While it might sound intimidating, a Big Data infrastructure stack will be needed with an architectural design that introduces the analytics platform into the computing and processing ecosystem. Keep in mind, however, this technology doesn't replace legacy data management and processing environments, it complements them. Once analytics are running and real-time data starts streaming in, data should be evaluated against historical data to determine whether it's within anticipated bounds.

Emerging developments in Big Data technologies are proving essential to capture, store and process data that will provide a foundation for the real work. There are a number of ways to evaluate requirements to manage this data, but one approach is to categorize it into three attributes: volume, velocity and variety.


The volume increase isn't surprising, however, the amount is staggering. Just looking at the amount of seismic and well log data significant growth is due to larger surveys, more channels in acquisition methods and closer sample intervals (in time and space). Data gathered from actual drilling and logging activity can also be measured in smaller increments thanks to tools now available (including fiber optic cables), boosting the overall amount of data. The amount of data gathered from production activity has also increased due to placement of sensors and telecommunications networks that relay information to the operator on a real-time basis. Multiply the variety of sensors being deployed - (including downhole pressure, temperature and vibration gauges, acoustic, electromagnetic and flowmeters), by the number of wells - and well, there's your Big Data.

There are existing solutions for data volume challenges from data appliances, in-memory devices, unified storage grids and high performance computing grids (Linux based, using GPUs instead of CPUs and high-speed interconnect solutions with distributed computing techniques).


The new Big Data infrastructures are capable of ingesting large volumes of sensor data at high velocity. Information architects will have to be able to combine master and meta-data with tag names from historians in line with the governance in place. As more data is being collected in the field through some form of process control networks (including SCADA or DCS systems), more real-time data is available for operators and engineers. Collecting and analyzing the data in order to make better decisions, reduce downtime, increase production and optimize operations is most effective with a strong strategic plan that is executed by a collaboration between operations and IT staff.


Traditional Business Intelligence solutions have been developed for reporting and tracking pre-defined metrics from structured data from one type of data (e.g., management scorecards). The future holds new insights available from exploring all the relevant data types: structured, semi-structured, documents, transactions, field measurements. Add in new types of data from email, text, video and social media and the variety challenge becomes more apparent. The data volume is growing but you can't afford to get lost in the datasets.

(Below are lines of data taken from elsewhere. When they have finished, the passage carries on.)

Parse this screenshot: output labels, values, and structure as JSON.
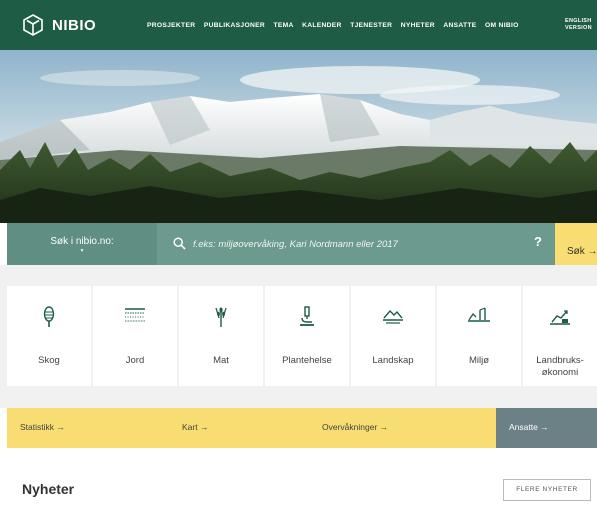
{
  "brand": {
    "name": "NIBIO"
  },
  "nav": {
    "items": [
      {
        "label": "PROSJEKTER"
      },
      {
        "label": "PUBLIKASJONER"
      },
      {
        "label": "TEMA"
      },
      {
        "label": "KALENDER"
      },
      {
        "label": "TJENESTER"
      },
      {
        "label": "NYHETER"
      },
      {
        "label": "ANSATTE"
      },
      {
        "label": "OM NIBIO"
      }
    ],
    "language_line1": "ENGLISH",
    "language_line2": "VERSION"
  },
  "search": {
    "scope_label": "Søk i nibio.no:",
    "placeholder": "f.eks: miljøovervåking, Kari Nordmann eller 2017",
    "help_label": "?",
    "submit_label": "Søk →"
  },
  "topics": [
    {
      "label": "Skog",
      "icon": "tree-icon"
    },
    {
      "label": "Jord",
      "icon": "soil-layers-icon"
    },
    {
      "label": "Mat",
      "icon": "wheat-icon"
    },
    {
      "label": "Plantehelse",
      "icon": "microscope-icon"
    },
    {
      "label": "Landskap",
      "icon": "landscape-icon"
    },
    {
      "label": "Miljø",
      "icon": "environment-icon"
    },
    {
      "label": "Landbruks-økonomi",
      "icon": "economy-chart-icon"
    }
  ],
  "quick_links": [
    {
      "label": "Statistikk →"
    },
    {
      "label": "Kart →"
    },
    {
      "label": "Overvåkninger →"
    },
    {
      "label": "Ansatte →"
    }
  ],
  "news": {
    "title": "Nyheter",
    "more_label": "FLERE NYHETER"
  },
  "colors": {
    "header_green": "#1e5c45",
    "search_green": "#6d9a8e",
    "accent_yellow": "#f7dd72",
    "slate": "#6c8186"
  }
}
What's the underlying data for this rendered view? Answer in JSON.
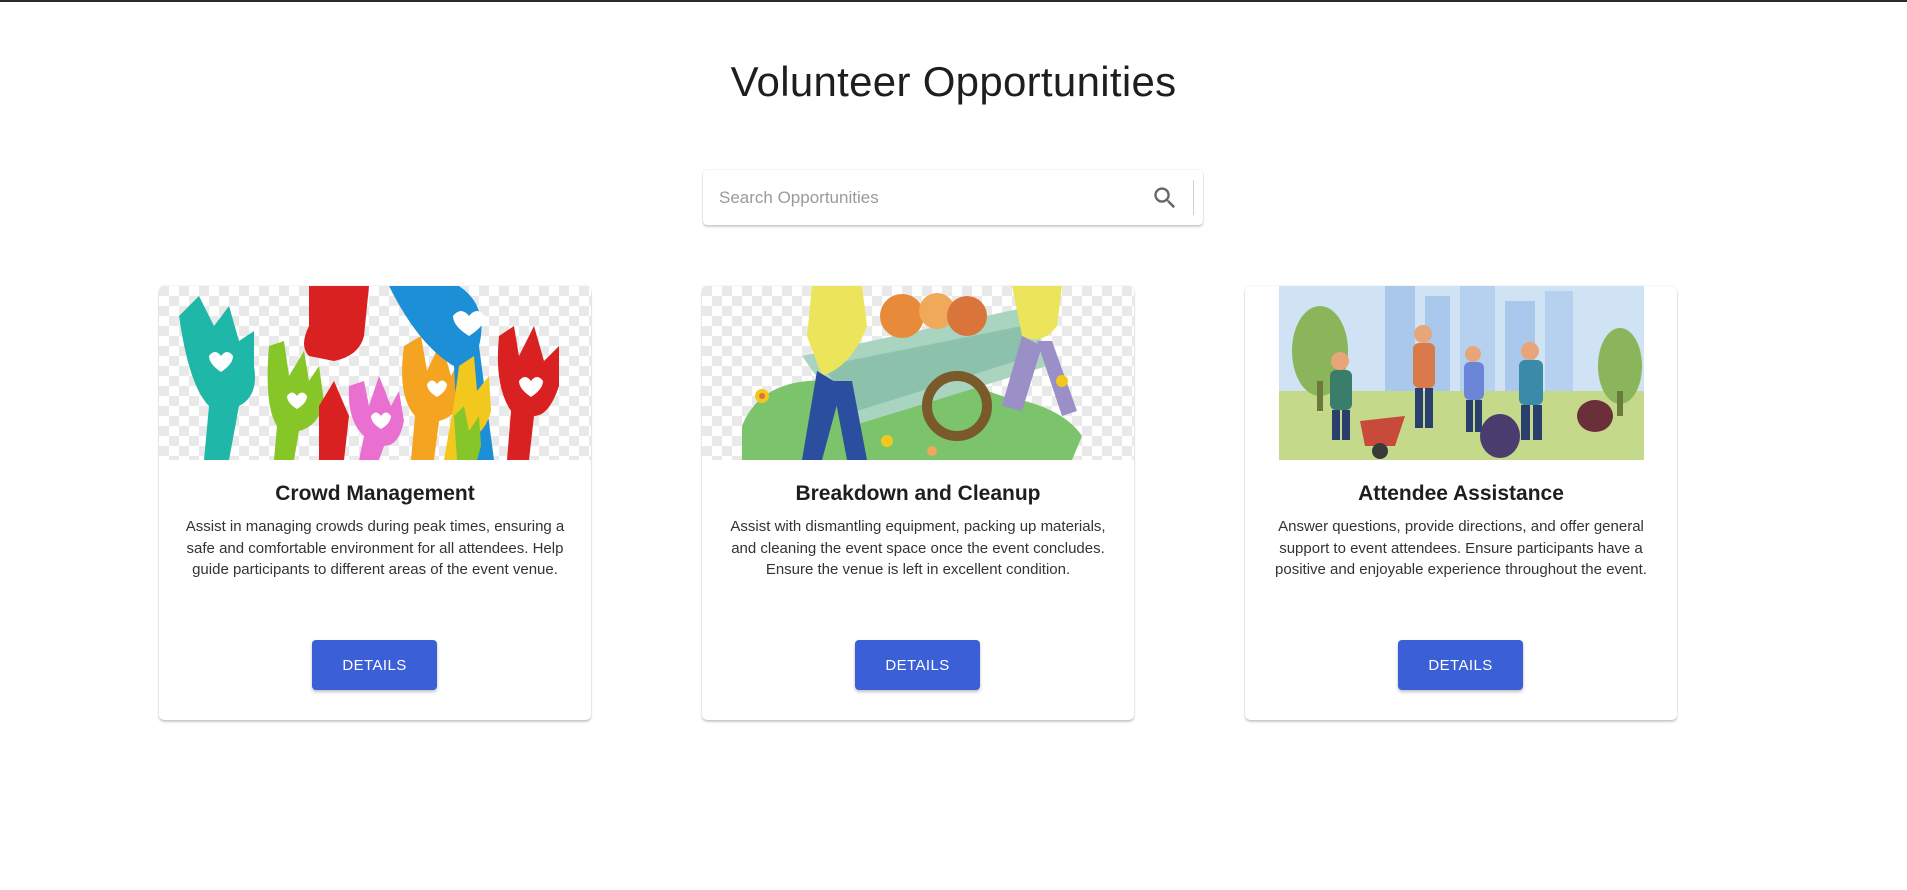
{
  "page": {
    "title": "Volunteer Opportunities"
  },
  "search": {
    "placeholder": "Search Opportunities",
    "icon": "search-icon"
  },
  "colors": {
    "button": "#3a5fd6",
    "title_text": "#1e1e1e"
  },
  "cards": [
    {
      "title": "Crowd Management",
      "description": "Assist in managing crowds during peak times, ensuring a safe and comfortable environment for all attendees. Help guide participants to different areas of the event venue.",
      "button_label": "DETAILS",
      "image": "colorful raised hands with hearts"
    },
    {
      "title": "Breakdown and Cleanup",
      "description": "Assist with dismantling equipment, packing up materials, and cleaning the event space once the event concludes. Ensure the venue is left in excellent condition.",
      "button_label": "DETAILS",
      "image": "people pushing a wheelbarrow"
    },
    {
      "title": "Attendee Assistance",
      "description": "Answer questions, provide directions, and offer general support to event attendees. Ensure participants have a positive and enjoyable experience throughout the event.",
      "button_label": "DETAILS",
      "image": "volunteers cleaning a city park"
    }
  ]
}
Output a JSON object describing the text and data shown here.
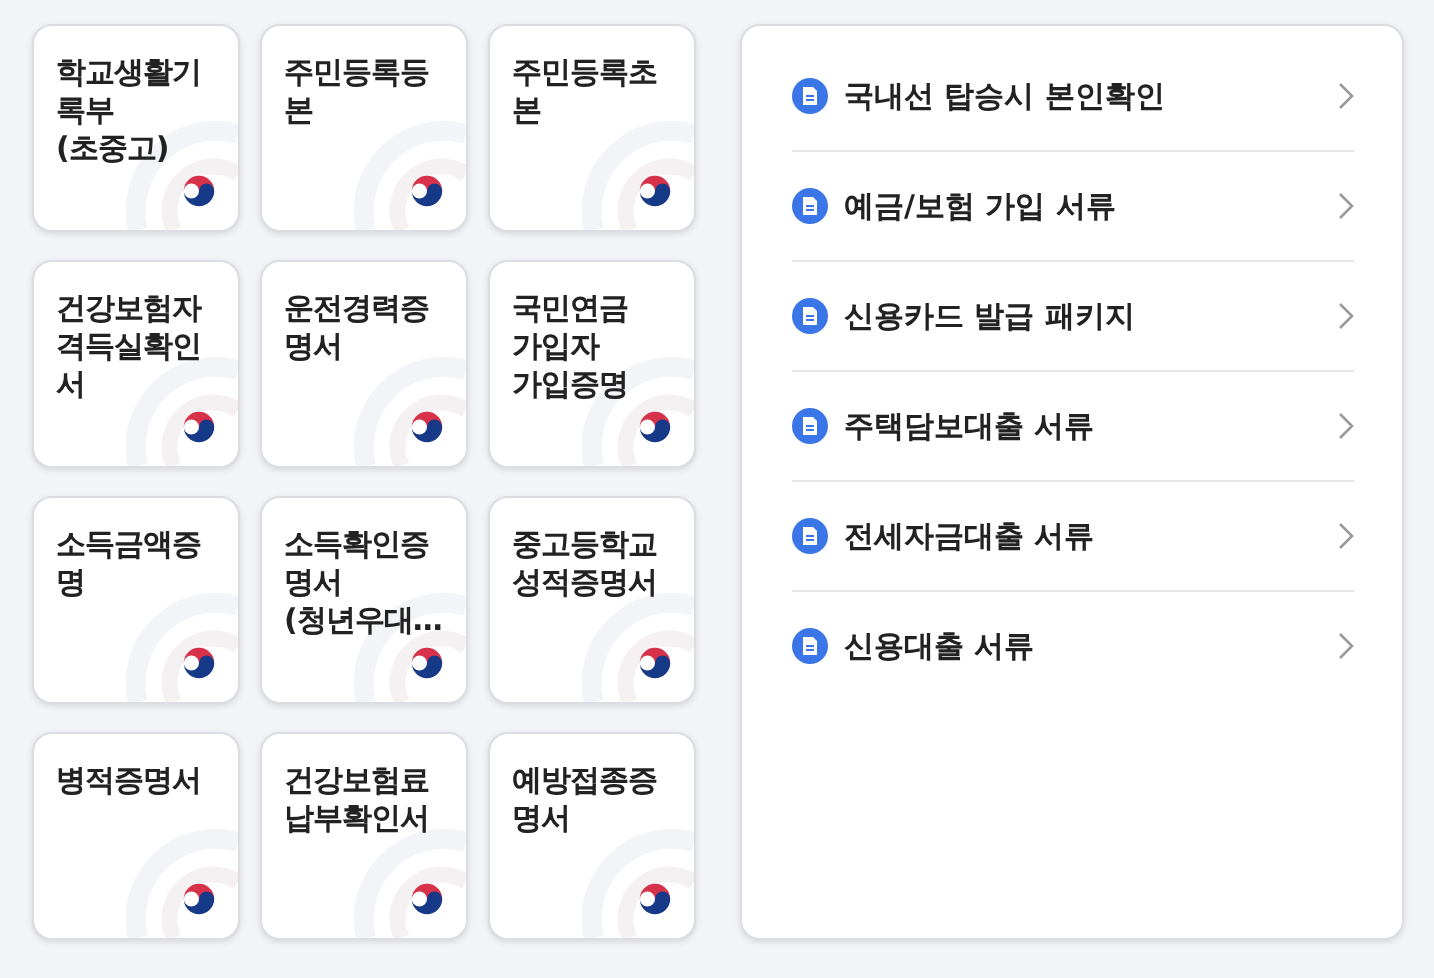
{
  "cards": [
    {
      "lines": [
        "학교생활기",
        "록부",
        "(초중고)"
      ]
    },
    {
      "lines": [
        "주민등록등",
        "본"
      ]
    },
    {
      "lines": [
        "주민등록초",
        "본"
      ]
    },
    {
      "lines": [
        "건강보험자",
        "격득실확인",
        "서"
      ]
    },
    {
      "lines": [
        "운전경력증",
        "명서"
      ]
    },
    {
      "lines": [
        "국민연금",
        "가입자",
        "가입증명"
      ]
    },
    {
      "lines": [
        "소득금액증",
        "명"
      ]
    },
    {
      "lines": [
        "소득확인증",
        "명서",
        "(청년우대…"
      ]
    },
    {
      "lines": [
        "중고등학교",
        "성적증명서"
      ]
    },
    {
      "lines": [
        "병적증명서"
      ]
    },
    {
      "lines": [
        "건강보험료",
        "납부확인서"
      ]
    },
    {
      "lines": [
        "예방접종증",
        "명서"
      ]
    }
  ],
  "packages": [
    {
      "label": "국내선 탑승시 본인확인"
    },
    {
      "label": "예금/보험 가입 서류"
    },
    {
      "label": "신용카드 발급 패키지"
    },
    {
      "label": "주택담보대출 서류"
    },
    {
      "label": "전세자금대출 서류"
    },
    {
      "label": "신용대출 서류"
    }
  ]
}
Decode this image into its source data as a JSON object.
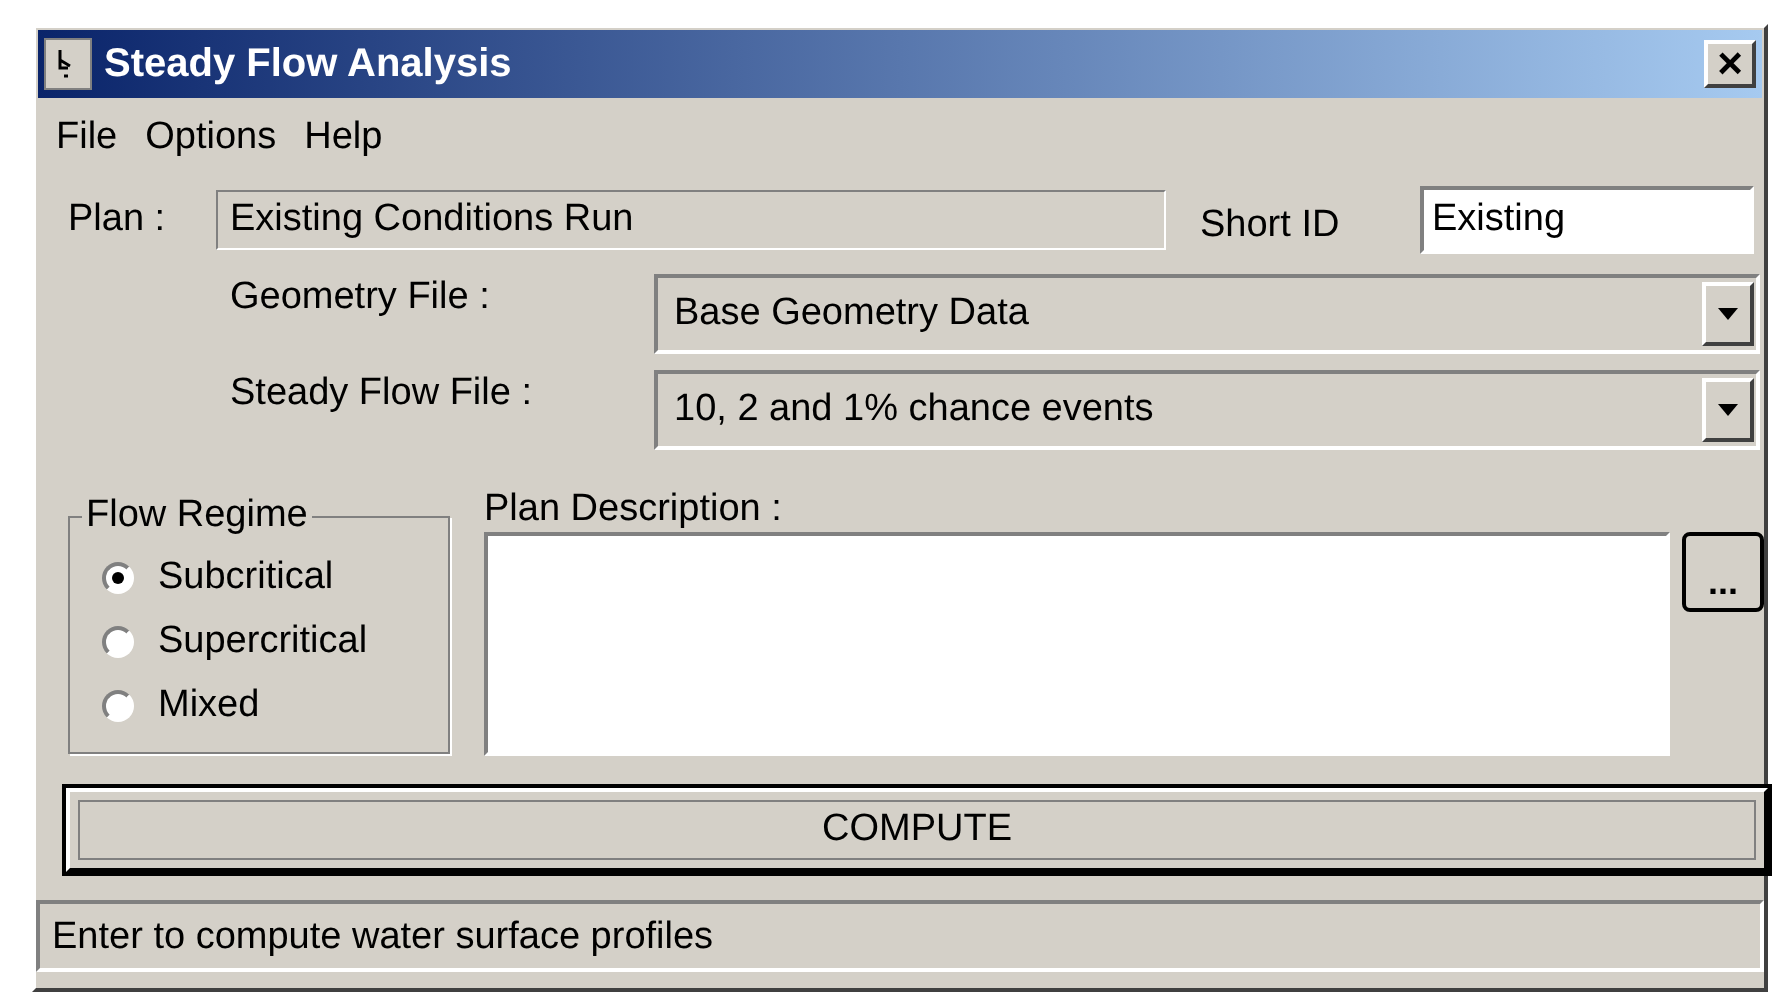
{
  "window": {
    "title": "Steady Flow Analysis",
    "close": "×"
  },
  "menu": [
    {
      "label": "File"
    },
    {
      "label": "Options"
    },
    {
      "label": "Help"
    }
  ],
  "plan": {
    "label": "Plan :",
    "value": "Existing Conditions Run"
  },
  "short_id": {
    "label": "Short ID",
    "value": "Existing"
  },
  "geometry_file": {
    "label": "Geometry File :",
    "value": "Base Geometry Data"
  },
  "steady_flow_file": {
    "label": "Steady Flow File :",
    "value": "10, 2 and 1% chance events"
  },
  "flow_regime": {
    "title": "Flow Regime",
    "options": [
      {
        "label": "Subcritical",
        "selected": true
      },
      {
        "label": "Supercritical",
        "selected": false
      },
      {
        "label": "Mixed",
        "selected": false
      }
    ]
  },
  "plan_description": {
    "label": "Plan Description :",
    "browse": "..."
  },
  "compute_button": {
    "label": "COMPUTE",
    "focused": true
  },
  "status_bar": {
    "text": "Enter to compute water surface profiles"
  }
}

Here's a snapshot of a possible future - operators and service companies sharing data to create a holistic view of an entire operation. Analysis will begin with individual wells, then by development fields and entire portfolios - all information will be integrated and provide near real-time information to the organization. Decisions will be based on the most current statistics without gaps or blind spots. Resource allocations, projections, supply chain, finance - every essential function in the organization will be both users and contributors on the same page of the data picture. As analytics becomes an integral part of a business' processes, more people will potentially touch the analytics until everyone becomes a data scientist on some level. Yes, Big Data can do all that!